L'intuition de connaissance est souvent un souci incessant de la cause.

S a un torticolis. C'est venu comme ça au petit-déjeuner.

Café.




Le gecko qui traîne la nuit au plafond de l'entrée a fait un petit.

À chaque fois qu'on voit un Woody Allen plutôt ancien que récent, on se dit qu'on aurait beaucoup aimé faire psychanalyste. Filon manqué, faute d'occasion, encore un ! à côté d'entomologiste, illustrateur, dézaïneur, ou que sais-je encore.

À force de pouvoir être trop de choses, on finit par être presque rien ! et comme on devient toujours plus ce qu'on est, ...

C'est facile de trouver torts.




 Alors, ce sera qui, ce nouveau P.M. ? Non que cela change quoi que ce soit. Ils veulent un "leader', eh ? Espérons tout de même qu'il passe la barre des six mois. La politique de (très) court terme, ça n'a jamais donné rien de bon — pour les gens, n'est-ce pas.

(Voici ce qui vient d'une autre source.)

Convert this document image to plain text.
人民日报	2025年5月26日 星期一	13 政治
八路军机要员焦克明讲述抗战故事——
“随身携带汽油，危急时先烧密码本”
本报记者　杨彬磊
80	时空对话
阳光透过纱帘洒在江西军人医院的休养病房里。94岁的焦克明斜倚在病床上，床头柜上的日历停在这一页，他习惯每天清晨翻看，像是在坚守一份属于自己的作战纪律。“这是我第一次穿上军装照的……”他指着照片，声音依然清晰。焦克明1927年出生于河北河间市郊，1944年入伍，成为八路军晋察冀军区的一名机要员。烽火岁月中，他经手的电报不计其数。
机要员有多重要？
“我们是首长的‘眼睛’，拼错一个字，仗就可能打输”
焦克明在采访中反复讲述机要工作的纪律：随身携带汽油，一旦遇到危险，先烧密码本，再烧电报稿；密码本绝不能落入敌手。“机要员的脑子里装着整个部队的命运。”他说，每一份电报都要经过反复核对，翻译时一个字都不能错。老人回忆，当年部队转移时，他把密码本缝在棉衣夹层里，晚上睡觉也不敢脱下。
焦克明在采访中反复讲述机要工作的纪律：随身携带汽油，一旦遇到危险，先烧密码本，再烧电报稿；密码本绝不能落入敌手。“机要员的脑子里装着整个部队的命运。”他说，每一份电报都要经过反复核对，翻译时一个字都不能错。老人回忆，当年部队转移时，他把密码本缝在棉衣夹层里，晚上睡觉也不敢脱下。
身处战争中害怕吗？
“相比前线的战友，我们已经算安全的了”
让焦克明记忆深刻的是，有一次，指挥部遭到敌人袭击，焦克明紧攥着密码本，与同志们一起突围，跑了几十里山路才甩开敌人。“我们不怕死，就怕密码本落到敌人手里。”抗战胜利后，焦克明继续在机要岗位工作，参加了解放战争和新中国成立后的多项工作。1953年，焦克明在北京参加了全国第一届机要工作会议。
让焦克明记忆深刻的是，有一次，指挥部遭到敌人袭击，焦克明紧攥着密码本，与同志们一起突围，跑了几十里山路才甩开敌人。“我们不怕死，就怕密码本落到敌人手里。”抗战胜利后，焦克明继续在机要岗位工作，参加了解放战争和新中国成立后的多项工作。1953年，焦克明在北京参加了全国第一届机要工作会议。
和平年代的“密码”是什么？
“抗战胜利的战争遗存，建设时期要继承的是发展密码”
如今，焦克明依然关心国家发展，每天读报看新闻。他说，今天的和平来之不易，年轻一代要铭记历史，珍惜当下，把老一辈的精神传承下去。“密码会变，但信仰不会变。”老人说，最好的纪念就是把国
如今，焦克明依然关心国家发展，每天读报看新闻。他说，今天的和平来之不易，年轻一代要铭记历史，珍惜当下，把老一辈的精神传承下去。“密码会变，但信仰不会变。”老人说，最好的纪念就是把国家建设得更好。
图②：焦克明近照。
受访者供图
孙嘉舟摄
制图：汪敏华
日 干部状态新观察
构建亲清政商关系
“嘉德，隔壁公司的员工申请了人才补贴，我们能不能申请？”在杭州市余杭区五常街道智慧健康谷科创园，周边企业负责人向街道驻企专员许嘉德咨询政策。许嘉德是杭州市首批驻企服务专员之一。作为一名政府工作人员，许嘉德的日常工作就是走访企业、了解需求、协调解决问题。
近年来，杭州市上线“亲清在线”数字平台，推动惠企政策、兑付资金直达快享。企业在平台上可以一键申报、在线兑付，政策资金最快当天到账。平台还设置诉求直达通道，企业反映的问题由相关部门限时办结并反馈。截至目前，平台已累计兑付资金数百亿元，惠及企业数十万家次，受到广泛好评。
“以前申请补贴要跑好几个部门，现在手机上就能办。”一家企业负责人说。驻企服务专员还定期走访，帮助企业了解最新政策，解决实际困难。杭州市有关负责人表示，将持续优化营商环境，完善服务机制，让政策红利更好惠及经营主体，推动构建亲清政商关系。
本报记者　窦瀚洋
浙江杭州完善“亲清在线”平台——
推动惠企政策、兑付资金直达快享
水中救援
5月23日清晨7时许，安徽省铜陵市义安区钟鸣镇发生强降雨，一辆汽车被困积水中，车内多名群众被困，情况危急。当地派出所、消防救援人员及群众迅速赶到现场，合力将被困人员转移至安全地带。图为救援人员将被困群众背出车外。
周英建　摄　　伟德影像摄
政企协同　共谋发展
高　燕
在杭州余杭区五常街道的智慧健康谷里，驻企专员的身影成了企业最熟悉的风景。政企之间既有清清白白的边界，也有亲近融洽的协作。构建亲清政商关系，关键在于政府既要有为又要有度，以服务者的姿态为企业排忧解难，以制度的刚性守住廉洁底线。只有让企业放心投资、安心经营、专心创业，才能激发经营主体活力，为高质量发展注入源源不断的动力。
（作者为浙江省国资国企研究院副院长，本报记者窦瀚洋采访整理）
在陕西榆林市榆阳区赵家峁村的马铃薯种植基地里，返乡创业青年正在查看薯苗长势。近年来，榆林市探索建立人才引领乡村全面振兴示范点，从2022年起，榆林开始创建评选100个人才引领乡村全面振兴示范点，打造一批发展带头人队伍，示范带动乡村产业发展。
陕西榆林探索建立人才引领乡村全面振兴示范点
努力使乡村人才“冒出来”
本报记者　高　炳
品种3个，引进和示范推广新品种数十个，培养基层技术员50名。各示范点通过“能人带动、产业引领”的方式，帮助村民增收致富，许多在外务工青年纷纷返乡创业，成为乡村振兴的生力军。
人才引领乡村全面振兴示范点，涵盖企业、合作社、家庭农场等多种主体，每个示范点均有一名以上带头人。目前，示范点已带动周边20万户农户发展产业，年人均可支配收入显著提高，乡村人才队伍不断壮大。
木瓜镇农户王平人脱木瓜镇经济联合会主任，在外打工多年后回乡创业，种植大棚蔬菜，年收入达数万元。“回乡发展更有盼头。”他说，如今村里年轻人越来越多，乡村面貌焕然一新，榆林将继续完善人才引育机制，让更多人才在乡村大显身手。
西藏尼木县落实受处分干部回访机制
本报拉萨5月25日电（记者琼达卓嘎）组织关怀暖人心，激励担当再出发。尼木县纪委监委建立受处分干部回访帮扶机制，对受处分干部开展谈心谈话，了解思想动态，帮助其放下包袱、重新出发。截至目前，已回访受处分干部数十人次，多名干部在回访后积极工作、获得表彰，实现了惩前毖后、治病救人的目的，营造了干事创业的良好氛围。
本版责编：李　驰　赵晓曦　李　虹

On s'est refait HachiKuro — ça ne passe plus. En revanche, rebelote de Return of the Condor Heroes (Ch, 2006) : qu'est-ce qu'on se marre.

Bien sûr, on bosse comme un fou cependant : multitâche, voyez-vous. Pas le choix, non plus : le temps presse.

Allez !



Cigale vivante Araignée morte




L'autre jour en rentrant d'aller voir le dernier Potter,
on tomba sur une cigale en sortie d'exuvie.
C'est vert pâle et plus joli qu'en version marron.
(Remarquez au passage, sur la photo ci-dessus, que ça grouille
un peu partout autour.)






L'entrée de l'immeuble est décidément encombrée, l'été :
 on tomba également sur une énorme araignée, morte écrasée, vraiment impressionnante,
sorte de mygale miniature. Ça fait réfléchir à deux fois
avant d'aller gambader dans les herbes folles.




Je passe ma vie sur mon lit à veiller
à surveiller, les cigales les araignées
...


Brank Shme Bleu, quelqu'un ?
Eh.


Joncher Marchande Anti-nouvelles Et bla




Mercredi, au matin.

Grand soleil et chaleur. On sent néanmoins l'approche de l'automne, il fait un poil plus frais la nuit, les cigales sont plus discrètes. Non, en fait elles commencent à crever, et les carcasses jonchent le bitume. Ceci dit, c'est agréable, une nuit fraîche.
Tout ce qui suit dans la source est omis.